Nathan Lambert, writing in Interconnects, argues that the current set of organisations releasing near-frontier open models is contracting and that a consortium structure is the only long-term mechanism capable of sustaining well-funded open development.
TL;DR: Lambert contends that frontier training costs, departures at open model labs, and competitive pressure to monetise models rather than release them will force a shift toward a funded multi-company consortium as the primary vehicle for open, near-frontier AI.
What it says
Lambert traces the argument from a conversation with Percy Liang, Stanford professor and lead of the Marin project, which Lambert says crystallised for him the structural case for a consortium. He names Nvidia’s Nemotron coalition as an existing single-company attempt to bootstrap this model, but argues it lacks the stability of a multi-funder structure.

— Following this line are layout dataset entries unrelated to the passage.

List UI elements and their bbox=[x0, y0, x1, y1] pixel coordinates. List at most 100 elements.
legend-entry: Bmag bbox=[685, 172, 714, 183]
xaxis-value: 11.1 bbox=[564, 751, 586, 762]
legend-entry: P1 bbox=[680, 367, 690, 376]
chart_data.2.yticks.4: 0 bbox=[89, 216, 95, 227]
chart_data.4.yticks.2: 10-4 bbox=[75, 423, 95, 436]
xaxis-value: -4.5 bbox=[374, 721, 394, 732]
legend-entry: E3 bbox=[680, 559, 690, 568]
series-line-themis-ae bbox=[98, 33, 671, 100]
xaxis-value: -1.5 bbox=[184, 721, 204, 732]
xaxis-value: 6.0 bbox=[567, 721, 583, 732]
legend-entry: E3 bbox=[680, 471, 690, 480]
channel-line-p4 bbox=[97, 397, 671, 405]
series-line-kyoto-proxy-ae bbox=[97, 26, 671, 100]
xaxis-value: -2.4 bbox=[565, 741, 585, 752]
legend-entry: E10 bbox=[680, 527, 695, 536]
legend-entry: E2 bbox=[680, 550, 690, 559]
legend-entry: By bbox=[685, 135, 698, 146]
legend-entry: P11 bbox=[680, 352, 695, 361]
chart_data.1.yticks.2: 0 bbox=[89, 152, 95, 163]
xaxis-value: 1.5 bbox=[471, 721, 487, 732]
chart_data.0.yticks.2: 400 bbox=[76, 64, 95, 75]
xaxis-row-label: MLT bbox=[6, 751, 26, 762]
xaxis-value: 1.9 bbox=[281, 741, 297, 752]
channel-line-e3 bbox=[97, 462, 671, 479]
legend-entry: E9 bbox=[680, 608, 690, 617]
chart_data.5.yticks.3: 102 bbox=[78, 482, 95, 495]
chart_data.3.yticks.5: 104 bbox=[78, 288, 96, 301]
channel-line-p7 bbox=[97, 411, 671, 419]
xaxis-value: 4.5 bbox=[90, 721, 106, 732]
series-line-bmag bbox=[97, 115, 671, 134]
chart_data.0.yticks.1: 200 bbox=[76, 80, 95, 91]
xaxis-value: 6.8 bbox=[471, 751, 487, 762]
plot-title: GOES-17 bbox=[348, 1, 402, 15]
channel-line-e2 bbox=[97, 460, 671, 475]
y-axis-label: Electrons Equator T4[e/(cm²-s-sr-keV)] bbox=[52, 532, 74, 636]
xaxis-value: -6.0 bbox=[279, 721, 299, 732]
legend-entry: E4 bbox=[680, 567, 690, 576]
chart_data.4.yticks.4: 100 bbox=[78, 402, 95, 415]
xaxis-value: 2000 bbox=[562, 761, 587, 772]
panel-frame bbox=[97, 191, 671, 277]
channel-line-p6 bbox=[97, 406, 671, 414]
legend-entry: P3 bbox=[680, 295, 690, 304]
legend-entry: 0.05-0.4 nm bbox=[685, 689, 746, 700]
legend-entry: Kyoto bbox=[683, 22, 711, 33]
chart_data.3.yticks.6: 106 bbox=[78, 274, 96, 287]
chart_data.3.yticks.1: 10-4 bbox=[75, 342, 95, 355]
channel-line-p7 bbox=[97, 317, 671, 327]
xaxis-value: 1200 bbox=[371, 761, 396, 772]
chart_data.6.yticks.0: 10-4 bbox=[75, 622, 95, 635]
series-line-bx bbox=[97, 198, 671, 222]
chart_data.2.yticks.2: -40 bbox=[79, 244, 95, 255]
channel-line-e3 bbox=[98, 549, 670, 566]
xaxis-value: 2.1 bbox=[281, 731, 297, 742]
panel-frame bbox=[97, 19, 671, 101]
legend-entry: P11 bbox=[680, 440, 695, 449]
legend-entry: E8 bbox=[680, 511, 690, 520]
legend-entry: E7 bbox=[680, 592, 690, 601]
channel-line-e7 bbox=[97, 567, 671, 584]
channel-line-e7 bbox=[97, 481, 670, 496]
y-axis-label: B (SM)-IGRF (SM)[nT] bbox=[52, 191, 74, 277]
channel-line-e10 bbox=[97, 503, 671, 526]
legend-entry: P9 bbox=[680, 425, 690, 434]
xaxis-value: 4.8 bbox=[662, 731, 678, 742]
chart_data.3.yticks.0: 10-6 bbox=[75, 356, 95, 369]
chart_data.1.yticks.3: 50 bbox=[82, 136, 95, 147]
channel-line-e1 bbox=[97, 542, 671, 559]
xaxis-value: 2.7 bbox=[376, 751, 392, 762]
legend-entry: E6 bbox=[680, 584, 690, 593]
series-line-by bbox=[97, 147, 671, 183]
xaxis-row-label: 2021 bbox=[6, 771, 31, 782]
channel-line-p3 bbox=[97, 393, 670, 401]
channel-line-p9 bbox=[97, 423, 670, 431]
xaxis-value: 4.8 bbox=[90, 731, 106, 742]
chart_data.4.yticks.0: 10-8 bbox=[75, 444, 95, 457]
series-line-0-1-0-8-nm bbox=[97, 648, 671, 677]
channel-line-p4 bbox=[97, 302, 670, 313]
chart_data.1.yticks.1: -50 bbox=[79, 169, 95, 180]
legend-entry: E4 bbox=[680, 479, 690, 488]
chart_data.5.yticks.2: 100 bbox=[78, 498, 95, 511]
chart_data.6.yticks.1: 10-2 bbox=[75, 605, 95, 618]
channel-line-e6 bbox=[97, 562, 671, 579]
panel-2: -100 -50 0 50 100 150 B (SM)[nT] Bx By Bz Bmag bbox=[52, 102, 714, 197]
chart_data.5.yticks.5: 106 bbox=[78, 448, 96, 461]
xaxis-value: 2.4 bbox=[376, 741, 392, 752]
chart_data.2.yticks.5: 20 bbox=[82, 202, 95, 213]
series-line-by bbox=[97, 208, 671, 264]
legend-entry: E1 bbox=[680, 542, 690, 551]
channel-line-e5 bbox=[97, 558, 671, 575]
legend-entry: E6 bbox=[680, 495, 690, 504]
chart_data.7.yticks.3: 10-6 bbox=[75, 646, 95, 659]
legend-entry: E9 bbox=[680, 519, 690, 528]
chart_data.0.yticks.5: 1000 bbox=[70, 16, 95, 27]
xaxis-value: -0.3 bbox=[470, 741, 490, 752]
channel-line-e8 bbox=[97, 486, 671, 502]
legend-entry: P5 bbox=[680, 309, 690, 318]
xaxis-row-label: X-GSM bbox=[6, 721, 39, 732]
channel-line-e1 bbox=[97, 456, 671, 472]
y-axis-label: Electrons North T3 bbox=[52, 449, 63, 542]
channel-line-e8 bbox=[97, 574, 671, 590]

He points to high-profile staff departures at Qwen and Ai2 as early indicators of the sustainability problem, and compares these to earlier shifts when Meta moved focus away from Llama. The Chinese mid-tier labs — Moonshot AI, MiniMax, and Z.ai — he describes as financially precarious if they maintain current release strategies, given the cost of frontier training and the revenue opportunity in keeping models proprietary.
Lambert divides future release behaviour into two groups. The first includes companies such as Arcee AI, Thinking Machines, OpenAI, and Google, which he expects to release many smaller, fine-tuneable models targeting niche downstream use cases. The second group — those willing to release fully open, near-frontier models — he expects to shrink. He writes: “there will be an ever increasing number of companies releasing models that are good for creating a lively niche of smaller, custom models, but an ever decreasing number of companies willing to release fully open, near-frontier models.”
On Nvidia’s position, Lambert lists several scenarios that could cause the company to pull back from open model investment: its open efforts becoming too competitive with its largest GPU customers; loss of cash flow to competition on its core chip business; or sufficient success on frontier closed models to justify retaining weights.
Lambert acknowledges that a consortium is inherently difficult to execute, writing that training models “is inherently a complex and high-focus endeavor” that resists governance by committee. He nonetheless concludes the structure is inevitable given the combination of rising costs, commercial pressure, and the growing number of companies dependent on open-weight access. He closes by noting that the window for true open pressure to materialise may be delayed until capital markets begin penalising less efficient spending strategies — a pressure he expects to hit Chinese startups first.